In the best of philosophical tradition, the speaker is not an academic philosopher, and he is not in academia. He is, however, a philosopher in the sense that he is extremely curious and inquisitive about the vast diversity of human nature, the concern and search for a meaningful and purposeful life, and the varieties of thoughts and experiences and his own reflections on these matters.
By profession, he is a lawyer, but in his legal practice he brings with it a certain dose of philosophy. “I have often been asked how my studies in philosophy have helped me in the practical application of the law and the cut-and thrust world of corporate business. I do not cut or thrust; I practice law with a heavy dose of philosophical persuasion, compassion and detachment.”
In this sense, the speaker is a philosopher of the workplace, of the marketplace (the agora) and of the community; in this way, the speaker is engaged in public conversations. It was in the marketplace – the Agora of Athens – that Western philosophy was birthed, whose nurse-maid was Socrates.

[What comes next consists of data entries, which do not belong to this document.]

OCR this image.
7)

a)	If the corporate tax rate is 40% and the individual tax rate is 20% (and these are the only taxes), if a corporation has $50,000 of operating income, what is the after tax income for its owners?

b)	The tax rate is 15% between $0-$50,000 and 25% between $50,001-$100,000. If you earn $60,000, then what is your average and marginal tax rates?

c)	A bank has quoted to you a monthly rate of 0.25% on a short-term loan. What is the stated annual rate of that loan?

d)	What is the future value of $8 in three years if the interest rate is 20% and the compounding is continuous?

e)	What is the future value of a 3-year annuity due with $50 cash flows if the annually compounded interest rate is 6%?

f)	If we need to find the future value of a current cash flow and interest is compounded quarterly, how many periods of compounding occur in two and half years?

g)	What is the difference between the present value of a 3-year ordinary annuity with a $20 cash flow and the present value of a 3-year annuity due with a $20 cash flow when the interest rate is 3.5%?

One of the great hallmarks of philosophy is that it is less mindful and respectful of traditions as opposed to Law. Every philosopher seeks new grounds of ideas of the mind in the mental universe and called it a system, a philosophy, school of thought or “baptized” it with an ‘ism,’ which is a code for “territory” – a territory of the mind. Therefore, a philosopher is one who has a sense of adventure, exploration and discovery, a miner of thoughts and ideas. He goes out to “conquer ideas” and stake it an ‘ism’ and then he defends this new found “mental territory” by arguing about it, usually with his fellow philosophers.
In this lecture, in the speaker’s attempt to answer the questions: Why do philosophers argue? How do philosophers argue? What philosophers argue about? and “What is the purpose of philosophy? The speaker hopes to paint the broad outlines and evoke flashes of what philosophy is, who is a philosopher and what kind of a “creature” we call “philosopher” through examining certain key divisional aspects of philosophy and philosophers in the history of Western philosophy.
In the history of philosophy, many binary distinctions have been applied: nominalist/realist; empiricist/rationalist/transcendentalist; materialist/idealist. There are, of course, giants in philosophy such as Kant who straddled the divisions, but these divisions have not been removed. One of the dualisms which runs deeply through philosophy’s history is that between a view of philosophy which sees its task is to understand the use of concepts and the meaning of words, and a view of philosophy which sees its task is to understand the world and the good life.
The speaker contends that it is the business of philosophers to argue, debate and to tease or force out the fundamental truths that Nature continues to guard jealously and to engage in public conversations. Philosophers like to poke their noses not just at people but also at Nature.